A case on manifestation of religion and belief in the workplace has recently concluded in the Employment Appeal Tribunal (EAT).
The Claimant in this case, Mrs Higgs, was a school administrator and work experience manager at a secondary school with academy status in Gloucestershire.
She was dismissed from the school after some of her social media posts on Facebook relating to relationship education in schools and religion led to complaints from parents.
The case provides some useful guidance on assessing the proportionality of interferences with the freedom of expression, and serves as a reminder to employers to keep an up-to-date social media policy.
Facts of the case
Following her dismissal, Mrs Higgs made a claim in the Employment Tribunal (ET) for direct discrimination because of her protected beliefs, and harassment relating to them.
She argued in the ET that her protected beliefs included a ‘lack of belief in gender fluidity’ and ‘lack of belief in same-sex marriage’. The ET ruled in favour of the School, concluding that Mrs Higgs had been dismissed because the school was concerned that someone reading her Facebook posts could reasonably assume that she held homophobic views, and that she was not dismissed because of or in relation to her protected beliefs.
However, the EAT took the view that there was a sufficiently close connection between the Claimant’s conduct and her beliefs, such that the posts constituted manifestations of her beliefs under article 9 of the European Convention on Human Rights (article 9 states that everyone has the right to freedom of thought, conscience and religion).
The EAT found that the ET had erred in their findings, and ought to have undertaken a proportionality assessment to determine whether the school’s actions in dismissing the Claimant were because of or related to her manifestation of the protected beliefs, or instead because of a justified objection to the manner in which she had expressed those views.
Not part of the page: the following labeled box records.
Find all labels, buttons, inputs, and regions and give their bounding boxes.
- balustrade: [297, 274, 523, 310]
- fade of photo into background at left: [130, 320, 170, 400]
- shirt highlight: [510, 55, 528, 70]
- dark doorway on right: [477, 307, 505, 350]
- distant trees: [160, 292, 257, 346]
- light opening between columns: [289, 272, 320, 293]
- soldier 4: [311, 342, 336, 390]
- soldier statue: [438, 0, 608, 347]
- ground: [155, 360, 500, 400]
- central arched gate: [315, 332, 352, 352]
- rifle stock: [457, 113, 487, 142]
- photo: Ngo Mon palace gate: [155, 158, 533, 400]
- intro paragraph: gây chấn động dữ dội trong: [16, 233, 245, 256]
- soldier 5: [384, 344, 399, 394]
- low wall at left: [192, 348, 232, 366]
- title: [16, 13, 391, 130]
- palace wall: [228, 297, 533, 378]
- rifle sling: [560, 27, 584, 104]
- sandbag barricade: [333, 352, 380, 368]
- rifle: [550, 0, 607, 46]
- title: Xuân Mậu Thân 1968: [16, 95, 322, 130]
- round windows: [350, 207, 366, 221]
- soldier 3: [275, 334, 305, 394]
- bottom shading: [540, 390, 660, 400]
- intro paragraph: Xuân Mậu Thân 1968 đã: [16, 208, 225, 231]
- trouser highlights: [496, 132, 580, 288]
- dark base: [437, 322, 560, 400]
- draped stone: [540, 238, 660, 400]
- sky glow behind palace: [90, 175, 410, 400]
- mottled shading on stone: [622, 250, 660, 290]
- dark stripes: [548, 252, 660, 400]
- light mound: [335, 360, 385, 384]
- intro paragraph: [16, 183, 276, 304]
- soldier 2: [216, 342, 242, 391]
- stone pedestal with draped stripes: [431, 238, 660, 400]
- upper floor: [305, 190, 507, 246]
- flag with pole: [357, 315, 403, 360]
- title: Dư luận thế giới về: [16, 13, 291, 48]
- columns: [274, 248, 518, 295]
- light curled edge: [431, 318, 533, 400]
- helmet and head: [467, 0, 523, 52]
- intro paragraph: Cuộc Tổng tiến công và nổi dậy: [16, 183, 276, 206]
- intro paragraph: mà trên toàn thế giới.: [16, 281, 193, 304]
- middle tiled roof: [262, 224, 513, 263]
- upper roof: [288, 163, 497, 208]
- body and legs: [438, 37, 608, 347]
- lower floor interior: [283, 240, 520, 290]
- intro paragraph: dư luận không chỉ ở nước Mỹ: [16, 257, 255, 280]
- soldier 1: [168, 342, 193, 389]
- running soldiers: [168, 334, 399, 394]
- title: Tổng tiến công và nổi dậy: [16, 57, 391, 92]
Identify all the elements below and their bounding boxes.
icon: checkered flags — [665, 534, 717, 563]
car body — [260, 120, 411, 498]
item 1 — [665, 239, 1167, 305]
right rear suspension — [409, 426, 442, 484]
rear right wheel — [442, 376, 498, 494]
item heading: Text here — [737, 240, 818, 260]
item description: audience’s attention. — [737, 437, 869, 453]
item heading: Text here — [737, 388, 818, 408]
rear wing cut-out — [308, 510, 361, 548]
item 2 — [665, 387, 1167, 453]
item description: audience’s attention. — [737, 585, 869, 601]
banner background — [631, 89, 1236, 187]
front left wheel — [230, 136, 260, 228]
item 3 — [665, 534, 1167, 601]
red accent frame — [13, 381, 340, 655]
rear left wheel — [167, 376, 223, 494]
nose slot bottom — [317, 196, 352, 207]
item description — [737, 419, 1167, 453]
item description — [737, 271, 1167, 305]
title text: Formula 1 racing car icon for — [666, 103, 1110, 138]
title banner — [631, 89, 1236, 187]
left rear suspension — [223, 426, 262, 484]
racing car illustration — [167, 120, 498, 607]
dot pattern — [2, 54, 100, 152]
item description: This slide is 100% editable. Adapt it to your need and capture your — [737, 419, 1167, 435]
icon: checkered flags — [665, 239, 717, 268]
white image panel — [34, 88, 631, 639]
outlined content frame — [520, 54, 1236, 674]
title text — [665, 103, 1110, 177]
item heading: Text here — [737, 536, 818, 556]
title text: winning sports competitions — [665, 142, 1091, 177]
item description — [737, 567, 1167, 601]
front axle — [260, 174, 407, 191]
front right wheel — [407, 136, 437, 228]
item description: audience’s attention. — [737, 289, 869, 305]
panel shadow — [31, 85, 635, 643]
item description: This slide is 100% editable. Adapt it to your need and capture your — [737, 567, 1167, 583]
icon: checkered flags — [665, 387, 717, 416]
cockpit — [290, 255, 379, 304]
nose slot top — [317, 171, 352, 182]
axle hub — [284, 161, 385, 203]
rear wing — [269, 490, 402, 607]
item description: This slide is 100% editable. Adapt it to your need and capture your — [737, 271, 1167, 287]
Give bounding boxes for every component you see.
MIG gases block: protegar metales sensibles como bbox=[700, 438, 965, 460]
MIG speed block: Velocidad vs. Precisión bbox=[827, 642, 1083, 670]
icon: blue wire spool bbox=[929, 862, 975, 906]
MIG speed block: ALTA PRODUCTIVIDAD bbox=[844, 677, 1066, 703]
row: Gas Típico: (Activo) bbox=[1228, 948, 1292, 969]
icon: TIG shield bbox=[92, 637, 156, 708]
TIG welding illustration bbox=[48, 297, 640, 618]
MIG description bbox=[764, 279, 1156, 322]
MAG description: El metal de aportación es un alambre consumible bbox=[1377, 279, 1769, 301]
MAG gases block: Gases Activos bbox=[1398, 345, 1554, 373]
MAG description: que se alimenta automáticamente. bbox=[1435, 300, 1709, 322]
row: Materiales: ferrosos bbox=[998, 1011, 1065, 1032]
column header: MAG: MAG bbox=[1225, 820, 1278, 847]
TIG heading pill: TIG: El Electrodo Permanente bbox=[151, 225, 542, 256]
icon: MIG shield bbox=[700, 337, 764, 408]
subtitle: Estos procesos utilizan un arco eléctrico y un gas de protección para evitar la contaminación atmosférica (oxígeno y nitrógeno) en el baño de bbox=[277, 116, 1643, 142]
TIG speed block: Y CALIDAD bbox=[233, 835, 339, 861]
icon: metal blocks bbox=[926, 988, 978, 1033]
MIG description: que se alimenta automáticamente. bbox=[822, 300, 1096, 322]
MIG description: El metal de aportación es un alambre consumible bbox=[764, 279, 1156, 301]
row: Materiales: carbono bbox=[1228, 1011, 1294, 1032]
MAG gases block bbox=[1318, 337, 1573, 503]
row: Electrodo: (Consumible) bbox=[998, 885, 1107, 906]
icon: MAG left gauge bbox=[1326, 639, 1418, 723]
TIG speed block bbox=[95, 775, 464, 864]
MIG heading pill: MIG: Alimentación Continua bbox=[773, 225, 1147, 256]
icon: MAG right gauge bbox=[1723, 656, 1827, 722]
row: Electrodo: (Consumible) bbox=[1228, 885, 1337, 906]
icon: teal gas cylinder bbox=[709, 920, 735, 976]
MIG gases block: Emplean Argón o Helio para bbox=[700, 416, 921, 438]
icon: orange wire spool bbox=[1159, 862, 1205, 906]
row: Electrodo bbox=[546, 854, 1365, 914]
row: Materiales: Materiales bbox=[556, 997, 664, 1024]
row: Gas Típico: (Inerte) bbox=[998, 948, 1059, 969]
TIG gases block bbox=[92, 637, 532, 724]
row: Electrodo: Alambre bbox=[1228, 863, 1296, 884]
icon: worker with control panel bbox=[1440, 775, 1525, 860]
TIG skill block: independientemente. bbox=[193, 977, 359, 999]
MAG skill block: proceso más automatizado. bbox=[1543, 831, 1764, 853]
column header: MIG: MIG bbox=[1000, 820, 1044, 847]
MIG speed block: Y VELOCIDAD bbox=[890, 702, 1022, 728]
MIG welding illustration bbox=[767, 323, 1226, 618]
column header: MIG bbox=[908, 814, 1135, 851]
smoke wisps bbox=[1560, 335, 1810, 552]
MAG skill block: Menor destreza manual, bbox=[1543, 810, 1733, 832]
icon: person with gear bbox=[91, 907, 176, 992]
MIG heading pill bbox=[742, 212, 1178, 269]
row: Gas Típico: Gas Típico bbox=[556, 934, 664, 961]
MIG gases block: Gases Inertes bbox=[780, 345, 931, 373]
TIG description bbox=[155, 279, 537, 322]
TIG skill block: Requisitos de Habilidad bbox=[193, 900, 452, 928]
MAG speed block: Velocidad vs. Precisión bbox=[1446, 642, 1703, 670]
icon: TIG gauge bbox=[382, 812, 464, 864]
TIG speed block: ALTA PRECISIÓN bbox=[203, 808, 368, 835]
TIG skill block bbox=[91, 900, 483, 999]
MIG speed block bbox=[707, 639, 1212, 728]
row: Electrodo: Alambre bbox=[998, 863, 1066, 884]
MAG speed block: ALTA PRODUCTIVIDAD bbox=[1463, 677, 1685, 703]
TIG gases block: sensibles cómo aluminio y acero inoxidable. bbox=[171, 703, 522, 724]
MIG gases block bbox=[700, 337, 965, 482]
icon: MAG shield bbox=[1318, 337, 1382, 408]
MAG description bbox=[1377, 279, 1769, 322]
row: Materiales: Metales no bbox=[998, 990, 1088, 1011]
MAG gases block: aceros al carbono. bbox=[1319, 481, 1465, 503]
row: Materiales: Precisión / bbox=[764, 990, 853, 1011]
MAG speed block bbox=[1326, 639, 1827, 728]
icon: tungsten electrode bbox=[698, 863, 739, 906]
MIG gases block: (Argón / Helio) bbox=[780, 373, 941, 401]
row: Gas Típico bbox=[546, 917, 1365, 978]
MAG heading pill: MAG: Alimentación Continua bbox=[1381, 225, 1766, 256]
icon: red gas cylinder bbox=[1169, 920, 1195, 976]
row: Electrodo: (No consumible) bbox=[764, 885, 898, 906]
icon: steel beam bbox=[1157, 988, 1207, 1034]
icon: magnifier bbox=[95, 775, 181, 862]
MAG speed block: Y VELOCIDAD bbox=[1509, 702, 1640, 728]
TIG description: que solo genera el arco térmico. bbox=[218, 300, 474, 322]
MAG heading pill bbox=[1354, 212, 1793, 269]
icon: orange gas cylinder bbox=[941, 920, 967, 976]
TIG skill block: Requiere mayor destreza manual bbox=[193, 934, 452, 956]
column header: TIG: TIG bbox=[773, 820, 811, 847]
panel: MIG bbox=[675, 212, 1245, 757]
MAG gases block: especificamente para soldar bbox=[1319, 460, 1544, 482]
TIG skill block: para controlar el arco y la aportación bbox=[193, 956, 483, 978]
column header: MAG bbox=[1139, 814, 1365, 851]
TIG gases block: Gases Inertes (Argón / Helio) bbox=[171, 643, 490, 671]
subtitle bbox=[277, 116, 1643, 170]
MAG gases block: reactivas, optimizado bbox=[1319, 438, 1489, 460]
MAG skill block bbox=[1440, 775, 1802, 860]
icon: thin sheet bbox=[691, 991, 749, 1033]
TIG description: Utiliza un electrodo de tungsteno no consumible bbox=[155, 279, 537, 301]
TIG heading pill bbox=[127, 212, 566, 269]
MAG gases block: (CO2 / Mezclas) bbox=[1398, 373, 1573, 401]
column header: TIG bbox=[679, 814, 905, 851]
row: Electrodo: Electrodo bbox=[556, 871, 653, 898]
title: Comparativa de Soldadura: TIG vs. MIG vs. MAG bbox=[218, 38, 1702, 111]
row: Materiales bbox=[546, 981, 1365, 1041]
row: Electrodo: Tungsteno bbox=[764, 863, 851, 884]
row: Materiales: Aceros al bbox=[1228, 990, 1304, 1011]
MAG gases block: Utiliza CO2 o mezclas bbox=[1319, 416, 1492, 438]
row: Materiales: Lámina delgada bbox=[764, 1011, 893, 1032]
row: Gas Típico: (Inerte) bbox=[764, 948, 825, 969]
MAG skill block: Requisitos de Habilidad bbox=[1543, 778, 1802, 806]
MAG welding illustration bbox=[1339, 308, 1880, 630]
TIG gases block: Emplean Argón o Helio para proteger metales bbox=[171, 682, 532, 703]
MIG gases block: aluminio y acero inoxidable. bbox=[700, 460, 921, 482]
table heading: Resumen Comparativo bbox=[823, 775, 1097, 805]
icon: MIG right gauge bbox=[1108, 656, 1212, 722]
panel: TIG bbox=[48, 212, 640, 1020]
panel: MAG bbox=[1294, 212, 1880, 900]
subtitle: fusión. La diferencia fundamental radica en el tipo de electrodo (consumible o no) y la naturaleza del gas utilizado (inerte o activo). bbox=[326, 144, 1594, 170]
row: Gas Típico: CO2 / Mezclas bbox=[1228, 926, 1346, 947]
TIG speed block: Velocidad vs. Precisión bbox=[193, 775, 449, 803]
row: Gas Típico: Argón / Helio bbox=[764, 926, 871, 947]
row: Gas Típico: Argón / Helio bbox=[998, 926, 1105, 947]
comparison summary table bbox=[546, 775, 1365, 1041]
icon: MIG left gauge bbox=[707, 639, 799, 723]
Within their judgment, the EAT set out some guidance for employers to consider when assessing the proportionality of their interference with an employee’s freedom of religion and belief. They said that in an employment relationship, regard should be had to:
- The content and extent of the manifestation;
- The tone used by the employee in their expression;
- Whether the employee has made it clear that the views they have expressed are personal to them;
- The employee’s understanding of the likely audience; and
- The nature of the employer’s business.
Action points/reminders to employers
Whilst these points to consider should not be seen as a ‘tick-box exercise’ for employers, it provides them with some guidance as to how they should address employees who have manifested their belief in a way that others might consider objectionable.
This case also serves as a reminder to all employers to have a social media policy for staff to abide by. This document will outline how employees are expected to conduct themselves online, both during and outside of work, and may help to avoid employers becoming embroiled in future disputes surrounding opinions expressed on social media by employees.